DHR International has placed Julian Bott as the new executive vice president and chief financial officer of Southwestern Energy in Houston. DHR managing partners Rick Walker and Jeff Smith headed the assignment.
“We welcome Julian to Southwestern Energy,” said Bill Way, the organization’s president and chief executive officer. “We are fortunate to have the addition of his collective expertise as we reposition the company to accelerate value from our highest return assets, strengthen our balance sheet and enhance our financial performance.”
Previously, Mr. Bott served as EVP and CFO for SandRidge Energy in Oklahoma. He has held various leadership positions throughout his career, and as a result, has developed extensive experience in both finance and the capital markets and built strong relationships throughout the energy and investment banking industries.
Prior to SandRidge, Mr. Bott was CFO at Texas American Resources and 3DMD Technologies and managing partner at Kensington Energy Partners. He also held executive positions at the Toronto Dominion Bank and Bankers Trust Company. Early in his career, he served as the group head of TD Securities. Mr. Bott currently serves on the board of EQT Midstream Partners.
Southwestern Energy is an independent energy company whose wholly-owned subsidiaries are engaged in natural gas and oil exploration, development and production, natural gas gathering and marketing.
DHR’s Mr. Walker has over 10 years of experience as a senior consultant in the firm’s energy sector, financial services, CFO and board of director practices. His clients include energy companies, private equity firms and corporate and investment banking groups. Prior to joining DHR in 2005, he spent 24 years working as a banker, principally focused on the energy sector.
Mr. Smith is the global co-leader of DHR’s energy sector and senior member of the financial officer, financial services, and board of directors practice groups. He has conducted numerous senior-level searches for a broad range of energy clients including E&P, midstream pipelines/MLPs, oilfield services, utilities and commodity trading sectors. In addition to industry assignments, he has brought technical energy expertise to investment banking, private equity, hedge funds, and other commodity focused clients.

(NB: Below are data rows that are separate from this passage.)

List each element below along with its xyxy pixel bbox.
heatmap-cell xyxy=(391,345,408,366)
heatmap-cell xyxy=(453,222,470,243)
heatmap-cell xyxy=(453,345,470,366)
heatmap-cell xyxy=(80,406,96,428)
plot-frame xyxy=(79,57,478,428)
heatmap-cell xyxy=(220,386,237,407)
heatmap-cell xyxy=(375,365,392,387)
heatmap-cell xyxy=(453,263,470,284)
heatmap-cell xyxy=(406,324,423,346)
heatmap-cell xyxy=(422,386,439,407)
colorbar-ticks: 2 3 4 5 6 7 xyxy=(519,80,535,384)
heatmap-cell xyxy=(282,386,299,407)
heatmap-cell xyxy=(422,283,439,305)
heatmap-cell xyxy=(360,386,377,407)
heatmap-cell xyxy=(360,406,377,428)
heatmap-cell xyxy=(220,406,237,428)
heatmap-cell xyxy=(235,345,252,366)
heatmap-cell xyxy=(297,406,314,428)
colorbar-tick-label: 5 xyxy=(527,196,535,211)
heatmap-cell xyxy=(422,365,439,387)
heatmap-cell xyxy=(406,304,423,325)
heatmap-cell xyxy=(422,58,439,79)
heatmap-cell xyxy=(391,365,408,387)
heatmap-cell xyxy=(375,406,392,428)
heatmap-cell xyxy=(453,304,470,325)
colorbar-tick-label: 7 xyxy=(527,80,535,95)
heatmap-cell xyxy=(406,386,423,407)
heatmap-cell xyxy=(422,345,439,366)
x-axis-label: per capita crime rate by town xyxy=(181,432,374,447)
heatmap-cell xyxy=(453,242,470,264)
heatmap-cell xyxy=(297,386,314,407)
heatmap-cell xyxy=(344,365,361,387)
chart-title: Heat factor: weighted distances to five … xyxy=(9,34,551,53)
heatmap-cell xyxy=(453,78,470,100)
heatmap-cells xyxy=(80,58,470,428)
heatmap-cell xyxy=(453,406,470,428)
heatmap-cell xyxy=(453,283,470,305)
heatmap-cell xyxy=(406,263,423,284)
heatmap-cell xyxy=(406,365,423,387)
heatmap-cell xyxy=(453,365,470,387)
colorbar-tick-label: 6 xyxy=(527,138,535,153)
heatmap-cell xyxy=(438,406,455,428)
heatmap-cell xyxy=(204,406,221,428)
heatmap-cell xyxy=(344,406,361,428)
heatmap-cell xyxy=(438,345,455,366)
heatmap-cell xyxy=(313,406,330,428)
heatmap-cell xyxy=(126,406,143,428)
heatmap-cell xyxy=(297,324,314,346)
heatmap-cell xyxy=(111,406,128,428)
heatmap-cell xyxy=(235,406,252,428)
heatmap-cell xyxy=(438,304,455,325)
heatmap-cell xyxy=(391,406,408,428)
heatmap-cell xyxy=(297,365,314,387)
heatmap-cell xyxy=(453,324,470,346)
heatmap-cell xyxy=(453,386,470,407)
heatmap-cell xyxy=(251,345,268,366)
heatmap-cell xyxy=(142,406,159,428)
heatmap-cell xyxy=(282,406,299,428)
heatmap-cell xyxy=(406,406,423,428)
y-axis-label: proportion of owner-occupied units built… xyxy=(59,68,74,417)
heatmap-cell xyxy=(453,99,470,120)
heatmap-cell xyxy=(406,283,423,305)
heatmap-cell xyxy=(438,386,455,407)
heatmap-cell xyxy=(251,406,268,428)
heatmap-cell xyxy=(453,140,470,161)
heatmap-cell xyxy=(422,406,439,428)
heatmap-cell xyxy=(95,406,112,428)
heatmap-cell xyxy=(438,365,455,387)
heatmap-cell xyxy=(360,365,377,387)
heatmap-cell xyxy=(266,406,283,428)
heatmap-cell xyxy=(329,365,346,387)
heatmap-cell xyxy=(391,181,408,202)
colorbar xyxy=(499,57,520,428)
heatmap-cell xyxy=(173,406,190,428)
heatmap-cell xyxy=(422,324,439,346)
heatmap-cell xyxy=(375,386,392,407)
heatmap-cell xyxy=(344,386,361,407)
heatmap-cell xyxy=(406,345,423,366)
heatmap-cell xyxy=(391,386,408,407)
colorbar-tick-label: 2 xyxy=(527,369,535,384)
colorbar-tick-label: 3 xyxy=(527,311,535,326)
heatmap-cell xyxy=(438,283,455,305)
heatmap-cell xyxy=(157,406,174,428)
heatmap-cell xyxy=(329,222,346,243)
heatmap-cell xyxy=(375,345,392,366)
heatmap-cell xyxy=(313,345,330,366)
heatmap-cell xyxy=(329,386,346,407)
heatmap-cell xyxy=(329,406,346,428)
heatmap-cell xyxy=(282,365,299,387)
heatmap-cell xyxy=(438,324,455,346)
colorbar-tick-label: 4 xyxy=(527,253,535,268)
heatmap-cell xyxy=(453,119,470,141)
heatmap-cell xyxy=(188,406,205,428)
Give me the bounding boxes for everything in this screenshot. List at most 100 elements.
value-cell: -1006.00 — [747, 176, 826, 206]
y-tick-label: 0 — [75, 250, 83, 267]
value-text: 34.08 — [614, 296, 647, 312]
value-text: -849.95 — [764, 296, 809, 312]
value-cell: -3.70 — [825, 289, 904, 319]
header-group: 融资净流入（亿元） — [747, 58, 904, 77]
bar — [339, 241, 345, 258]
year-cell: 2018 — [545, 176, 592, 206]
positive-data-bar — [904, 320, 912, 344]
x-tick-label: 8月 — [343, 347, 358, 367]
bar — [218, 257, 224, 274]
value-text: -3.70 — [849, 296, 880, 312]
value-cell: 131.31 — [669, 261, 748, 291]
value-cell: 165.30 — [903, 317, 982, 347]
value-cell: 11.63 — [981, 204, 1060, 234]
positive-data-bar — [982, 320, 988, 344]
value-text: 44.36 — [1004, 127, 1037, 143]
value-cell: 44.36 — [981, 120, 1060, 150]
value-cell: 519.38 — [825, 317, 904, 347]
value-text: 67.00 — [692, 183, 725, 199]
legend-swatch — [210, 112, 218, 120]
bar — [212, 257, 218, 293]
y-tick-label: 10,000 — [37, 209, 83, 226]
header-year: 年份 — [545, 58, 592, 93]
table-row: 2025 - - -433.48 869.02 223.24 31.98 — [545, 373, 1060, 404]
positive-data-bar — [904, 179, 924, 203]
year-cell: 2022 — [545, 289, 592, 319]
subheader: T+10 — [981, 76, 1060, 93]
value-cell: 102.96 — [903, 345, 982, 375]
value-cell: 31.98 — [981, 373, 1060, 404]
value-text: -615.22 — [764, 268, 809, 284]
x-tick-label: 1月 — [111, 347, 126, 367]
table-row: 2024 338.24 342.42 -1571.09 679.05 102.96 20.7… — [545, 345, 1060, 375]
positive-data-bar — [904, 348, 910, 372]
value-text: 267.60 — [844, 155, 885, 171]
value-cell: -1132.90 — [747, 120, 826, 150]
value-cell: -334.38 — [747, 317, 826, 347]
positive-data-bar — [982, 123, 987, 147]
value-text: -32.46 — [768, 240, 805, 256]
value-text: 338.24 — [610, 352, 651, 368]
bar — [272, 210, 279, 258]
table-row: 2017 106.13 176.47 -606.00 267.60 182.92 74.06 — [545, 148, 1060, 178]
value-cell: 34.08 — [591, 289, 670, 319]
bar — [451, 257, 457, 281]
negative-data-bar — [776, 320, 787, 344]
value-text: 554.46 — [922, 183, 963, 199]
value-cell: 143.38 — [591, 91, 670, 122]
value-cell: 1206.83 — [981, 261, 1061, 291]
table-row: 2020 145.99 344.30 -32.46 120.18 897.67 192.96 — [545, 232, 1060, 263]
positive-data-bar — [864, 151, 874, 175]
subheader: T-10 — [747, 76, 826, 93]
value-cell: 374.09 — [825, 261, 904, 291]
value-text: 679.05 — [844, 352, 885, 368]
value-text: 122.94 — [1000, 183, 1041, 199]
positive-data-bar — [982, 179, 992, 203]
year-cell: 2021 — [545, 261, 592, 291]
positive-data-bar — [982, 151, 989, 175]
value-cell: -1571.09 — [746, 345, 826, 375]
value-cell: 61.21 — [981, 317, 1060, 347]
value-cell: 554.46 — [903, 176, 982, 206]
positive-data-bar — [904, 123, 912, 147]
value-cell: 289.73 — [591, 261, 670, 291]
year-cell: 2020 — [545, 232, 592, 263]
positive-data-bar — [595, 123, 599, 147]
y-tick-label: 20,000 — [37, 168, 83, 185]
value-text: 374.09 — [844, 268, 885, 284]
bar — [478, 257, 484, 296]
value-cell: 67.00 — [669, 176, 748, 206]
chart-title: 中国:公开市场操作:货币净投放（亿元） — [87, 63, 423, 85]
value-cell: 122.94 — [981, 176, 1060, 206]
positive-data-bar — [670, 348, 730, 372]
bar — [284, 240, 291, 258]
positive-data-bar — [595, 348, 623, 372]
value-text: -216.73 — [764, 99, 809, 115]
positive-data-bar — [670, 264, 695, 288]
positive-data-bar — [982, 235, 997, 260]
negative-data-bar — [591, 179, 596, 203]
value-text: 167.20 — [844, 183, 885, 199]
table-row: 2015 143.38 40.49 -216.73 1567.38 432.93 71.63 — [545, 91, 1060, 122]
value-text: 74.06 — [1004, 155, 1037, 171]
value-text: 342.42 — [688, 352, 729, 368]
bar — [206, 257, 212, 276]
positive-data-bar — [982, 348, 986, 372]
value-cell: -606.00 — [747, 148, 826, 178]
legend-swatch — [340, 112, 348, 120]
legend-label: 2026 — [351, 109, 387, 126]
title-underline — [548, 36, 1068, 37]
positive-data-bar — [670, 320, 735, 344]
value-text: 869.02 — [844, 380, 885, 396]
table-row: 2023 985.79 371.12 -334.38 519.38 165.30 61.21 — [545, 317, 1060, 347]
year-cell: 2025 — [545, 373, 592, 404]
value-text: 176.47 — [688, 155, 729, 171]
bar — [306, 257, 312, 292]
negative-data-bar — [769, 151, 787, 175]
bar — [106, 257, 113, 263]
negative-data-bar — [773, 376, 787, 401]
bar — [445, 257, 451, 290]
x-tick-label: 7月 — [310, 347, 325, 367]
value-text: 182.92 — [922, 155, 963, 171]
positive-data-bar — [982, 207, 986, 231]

A report issued by ManpowerGroup, “Strategies to Fuel the Energy Workforce,” found that 58 percent of energy executives said they struggle to find the talent they need and 74 percent believe the problem will worsen over the next five years. Job categories identified as being in greatest demand included field workers, skilled trades, and highly educated professionals.
The study also found that the talent shortage may already be slowing growth and expansion throughout the sector. By some estimates, there will be three million energy sector jobs by 2020. In the utilities subsector, where half of the workforce is already over the age of 40, 100,000 net new jobs are projected. Many of the positions, according to recruiters, will require tech-savvy candidates to keep pace with future developments.